Lizzie's bliss, as usual, was short lived. She soon found that Bill was involved in a plot with his sister Dinah to bring down the Spauldings. Bill tried to tell her it was just business, and that he had fallen in love with her, but she forced him to choose between her and the company, and when he couldn't make a clear decision, she left him.

After Lizzie was found by Bill after her kidnapping by Dinah Marler and Grady Foley, Bill fell into a coma and Lizzie sat vigil by his side. Unaware of who her kidnapper was, Lizzie turned to Cyrus Foley to clear Bill's name (unaware that Cyrus had helped Grady cover up his role in her kidnapping). When Bill awoke from his coma with no memory of whether he had played a part in her kidnapping, he was pushed away by Lizzie, who turned to Cyrus for comfort. Bill went in search of Lizzie's father, Phillip, for help, but he missed him at the cabin and saw a photo of Lizzie with her father. He went outside to look for Phillip, fell, and hit his head; when he awoke, he saw his father, Billy, and recovered his memory, realizing both Grady and Cyrus's roles in Lizzie's kidnapping (but unaware that Dinah had also played a part). Bill confronted Grady and was later abducted by him and Cyrus to keep him quiet; Cyrus, however, started feeling guilty and was going to take Lizzie to Bill when Bill showed up and told her the truth.

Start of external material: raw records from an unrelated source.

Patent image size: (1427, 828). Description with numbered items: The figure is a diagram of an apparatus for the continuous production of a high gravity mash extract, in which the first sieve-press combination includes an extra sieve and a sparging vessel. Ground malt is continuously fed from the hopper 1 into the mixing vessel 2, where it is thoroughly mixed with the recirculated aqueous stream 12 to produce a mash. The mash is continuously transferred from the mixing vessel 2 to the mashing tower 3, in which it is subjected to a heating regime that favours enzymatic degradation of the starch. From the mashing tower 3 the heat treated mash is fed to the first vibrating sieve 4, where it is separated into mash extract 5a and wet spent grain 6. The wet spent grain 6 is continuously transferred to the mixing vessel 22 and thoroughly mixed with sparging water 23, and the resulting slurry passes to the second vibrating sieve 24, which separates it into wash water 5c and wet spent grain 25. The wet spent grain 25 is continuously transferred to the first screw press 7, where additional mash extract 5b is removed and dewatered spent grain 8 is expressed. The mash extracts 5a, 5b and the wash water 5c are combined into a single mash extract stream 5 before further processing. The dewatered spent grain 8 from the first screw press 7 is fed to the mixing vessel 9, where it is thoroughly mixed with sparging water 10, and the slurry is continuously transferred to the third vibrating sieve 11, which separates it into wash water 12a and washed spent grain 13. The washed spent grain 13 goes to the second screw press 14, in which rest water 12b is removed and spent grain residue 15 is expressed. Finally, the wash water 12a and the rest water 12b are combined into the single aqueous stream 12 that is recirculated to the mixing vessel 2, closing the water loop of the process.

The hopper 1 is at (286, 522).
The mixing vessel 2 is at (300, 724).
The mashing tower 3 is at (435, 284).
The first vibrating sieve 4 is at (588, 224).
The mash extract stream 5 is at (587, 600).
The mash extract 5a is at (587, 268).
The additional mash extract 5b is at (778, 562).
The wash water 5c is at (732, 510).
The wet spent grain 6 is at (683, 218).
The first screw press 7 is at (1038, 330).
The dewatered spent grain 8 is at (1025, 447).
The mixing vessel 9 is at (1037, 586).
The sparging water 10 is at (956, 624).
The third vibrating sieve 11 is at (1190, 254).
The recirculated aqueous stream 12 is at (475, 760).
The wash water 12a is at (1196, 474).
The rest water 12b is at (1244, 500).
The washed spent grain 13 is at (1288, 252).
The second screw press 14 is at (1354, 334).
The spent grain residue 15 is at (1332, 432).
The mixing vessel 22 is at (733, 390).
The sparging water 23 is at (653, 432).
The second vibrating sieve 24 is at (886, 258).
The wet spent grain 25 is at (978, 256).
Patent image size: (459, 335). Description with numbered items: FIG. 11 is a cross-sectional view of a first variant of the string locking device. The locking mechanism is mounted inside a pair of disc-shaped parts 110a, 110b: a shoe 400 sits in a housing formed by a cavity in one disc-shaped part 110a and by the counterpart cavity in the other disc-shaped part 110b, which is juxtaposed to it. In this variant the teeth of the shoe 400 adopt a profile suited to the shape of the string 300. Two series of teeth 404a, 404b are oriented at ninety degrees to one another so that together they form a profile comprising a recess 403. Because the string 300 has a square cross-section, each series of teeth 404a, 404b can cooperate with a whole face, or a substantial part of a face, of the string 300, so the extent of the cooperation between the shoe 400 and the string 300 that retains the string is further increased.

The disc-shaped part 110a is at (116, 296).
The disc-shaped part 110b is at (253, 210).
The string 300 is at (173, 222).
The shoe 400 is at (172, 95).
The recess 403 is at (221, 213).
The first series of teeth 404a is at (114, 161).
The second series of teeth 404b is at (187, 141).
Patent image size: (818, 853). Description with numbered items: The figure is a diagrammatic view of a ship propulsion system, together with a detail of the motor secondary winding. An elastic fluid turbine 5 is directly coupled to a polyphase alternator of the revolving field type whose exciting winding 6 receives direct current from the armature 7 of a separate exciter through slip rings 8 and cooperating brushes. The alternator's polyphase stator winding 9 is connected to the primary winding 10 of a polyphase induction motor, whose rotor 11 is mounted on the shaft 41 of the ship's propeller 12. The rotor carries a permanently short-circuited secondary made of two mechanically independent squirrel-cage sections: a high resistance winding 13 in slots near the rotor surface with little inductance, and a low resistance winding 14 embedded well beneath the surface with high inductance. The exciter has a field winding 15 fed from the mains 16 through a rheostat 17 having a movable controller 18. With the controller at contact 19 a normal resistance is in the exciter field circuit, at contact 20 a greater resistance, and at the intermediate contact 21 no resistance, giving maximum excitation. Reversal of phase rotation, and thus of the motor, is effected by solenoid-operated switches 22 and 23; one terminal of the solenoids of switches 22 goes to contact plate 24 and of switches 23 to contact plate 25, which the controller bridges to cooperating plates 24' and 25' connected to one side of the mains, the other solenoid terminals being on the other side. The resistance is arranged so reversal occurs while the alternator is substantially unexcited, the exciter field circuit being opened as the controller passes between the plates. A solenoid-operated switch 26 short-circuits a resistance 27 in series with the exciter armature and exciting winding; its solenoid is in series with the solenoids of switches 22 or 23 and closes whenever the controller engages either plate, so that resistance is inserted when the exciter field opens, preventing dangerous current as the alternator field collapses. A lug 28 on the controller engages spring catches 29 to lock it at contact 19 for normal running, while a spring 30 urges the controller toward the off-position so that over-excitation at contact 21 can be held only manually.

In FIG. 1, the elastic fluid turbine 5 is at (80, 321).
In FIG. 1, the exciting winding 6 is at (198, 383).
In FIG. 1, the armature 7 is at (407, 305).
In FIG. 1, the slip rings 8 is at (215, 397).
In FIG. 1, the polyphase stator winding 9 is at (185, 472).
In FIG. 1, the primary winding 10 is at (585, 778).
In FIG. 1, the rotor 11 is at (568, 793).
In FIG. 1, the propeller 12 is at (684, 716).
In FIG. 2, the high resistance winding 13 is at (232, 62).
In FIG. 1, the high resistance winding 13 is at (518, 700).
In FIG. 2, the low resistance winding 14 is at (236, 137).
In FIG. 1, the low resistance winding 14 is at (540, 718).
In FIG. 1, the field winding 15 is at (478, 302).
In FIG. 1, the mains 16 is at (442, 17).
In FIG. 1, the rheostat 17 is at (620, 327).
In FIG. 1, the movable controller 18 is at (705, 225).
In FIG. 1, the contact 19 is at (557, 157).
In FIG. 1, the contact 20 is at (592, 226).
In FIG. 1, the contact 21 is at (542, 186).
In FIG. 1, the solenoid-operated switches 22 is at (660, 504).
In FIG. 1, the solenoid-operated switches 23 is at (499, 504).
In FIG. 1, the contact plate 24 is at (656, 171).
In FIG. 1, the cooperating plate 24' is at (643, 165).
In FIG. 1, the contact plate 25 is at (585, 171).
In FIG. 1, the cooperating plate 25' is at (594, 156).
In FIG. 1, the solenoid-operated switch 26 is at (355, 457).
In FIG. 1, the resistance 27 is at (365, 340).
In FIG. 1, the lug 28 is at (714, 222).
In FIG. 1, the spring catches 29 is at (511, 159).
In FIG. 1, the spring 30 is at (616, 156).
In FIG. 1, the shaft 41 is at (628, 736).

Lizzie's father returned, arriving after spotting Coop (who just had a bad car crash) and rushed him to Cedars' Hospital, went to the church to tell Beth, just as Beth was about to remarry Alan. He first saw daughter Lizzie when she went to see Coop's car after learning of his accident. Lizzie was afraid and angry at her father, never recovering from his previous attempt to kidnap her, sister Emma, her brothers (James and Zach) and Jude Bauer. She rejected all attempts at reconciling and had him arrested for her kidnapping.